2020 is an unprecedented year, and it’s only natural that this year’s election will also enter uncharted territory. This is the first major national election in our lifetimes to occur during a global pandemic, and one in which an unprecedented number of ballots will be cast in Wisconsin and nationwide. 

As Election Day approaches, it’s important to know that the ACLU of Wisconsin is preparing for what will be our top priority in the upcoming election -- ensuring that all voters’ voices are heard and their rights on Election Day and beyond are protected.

Our work this election cycle has focused on getting out the vote to ensure that people know how to vote safely in this election – by mail, early/absentee, or on Election Day. We’ve focused on reaching historically marginalized voters in key geographies who are less likely to be reached by other groups and who are strategic to our long-term Smart Justice work. 

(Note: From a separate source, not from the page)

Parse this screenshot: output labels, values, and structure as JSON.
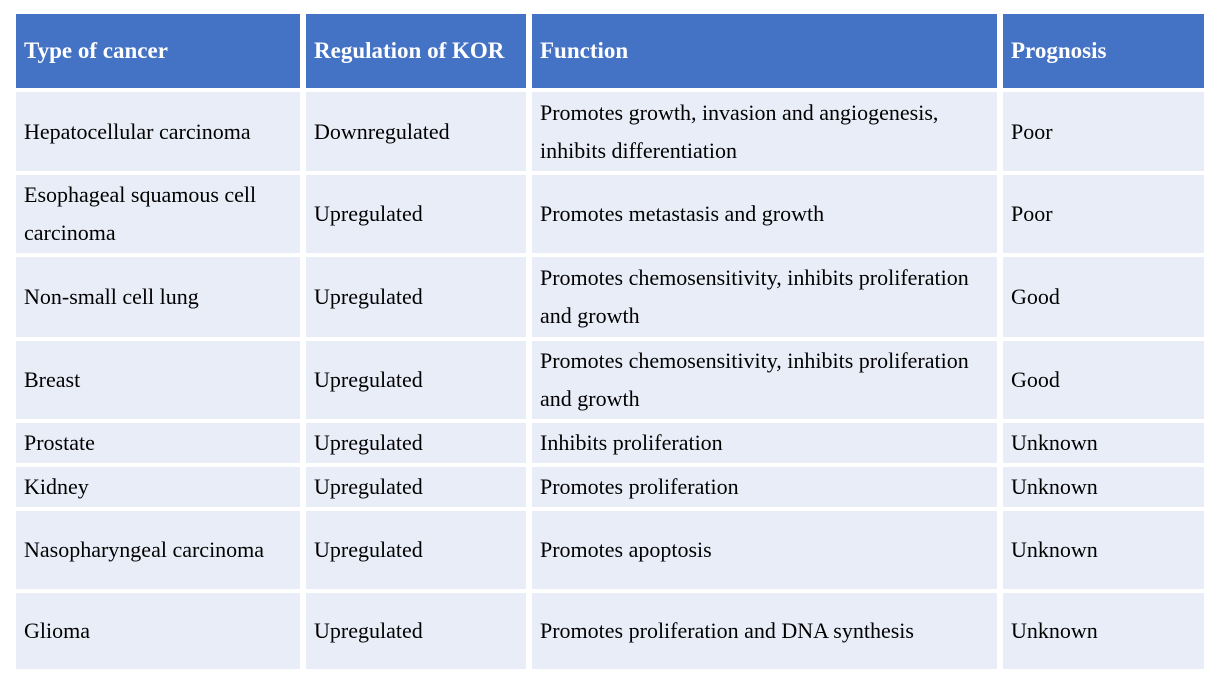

We have seven organizers on the ground in places we haven’t had staff before, and we’ve been providing direct mail, social ads, phone-banking, and virtual town halls that focus on voter education, covering subjects such as  how to request a ballot, properly fill it out and return it to be counted. We’ve also been working with our national office on voter motivation work so that people are armed with the knowledge of how and why to vote. 

On Election Day, we play a key role in election protection, working in coalition with the League of Women Voters, the Lawyers’ Committee for Civil Rights Under Law, Wisconsin Voices, and many other organizations to run a statewide roving election observer program consisting of several hundred volunteers. We also have a team of over 60 volunteer attorneys who help troubleshoot calls to the Election Protection hotline and resolve problems with clerks. If you have questions or concerns about voting, please don’t hesitate to call the National Election Protection Hotline at 866-OUR-VOTE (866-687-8683).

We’re taking concerns seriously about potential voter intimidation and harassment, and while Wisconsin has strong laws guarding against bad behavior at the polls, there’s a concern that people trying to intimidate voters or poll workers could slow things down enough to cause other problems. We have been doing all we can to make participating in this election as safe as possible, and those efforts will certainly continue through Election Day.

Legally, we are prepared to help people who cannot get an ID to vote from the DMV or have their valid IDs rejected at the polls, and are also keeping an eye out for voter intimidation, including inappropriate challenges to voter eligibility or other attempts to deter eligible voters.

The goal of any democratic election is to represent the will of the people, and to achieve that goal, we must work together to ensure that every Wisconsin voter’s voice is heard. The ACLU of Wisconsin will be with you every step of the way.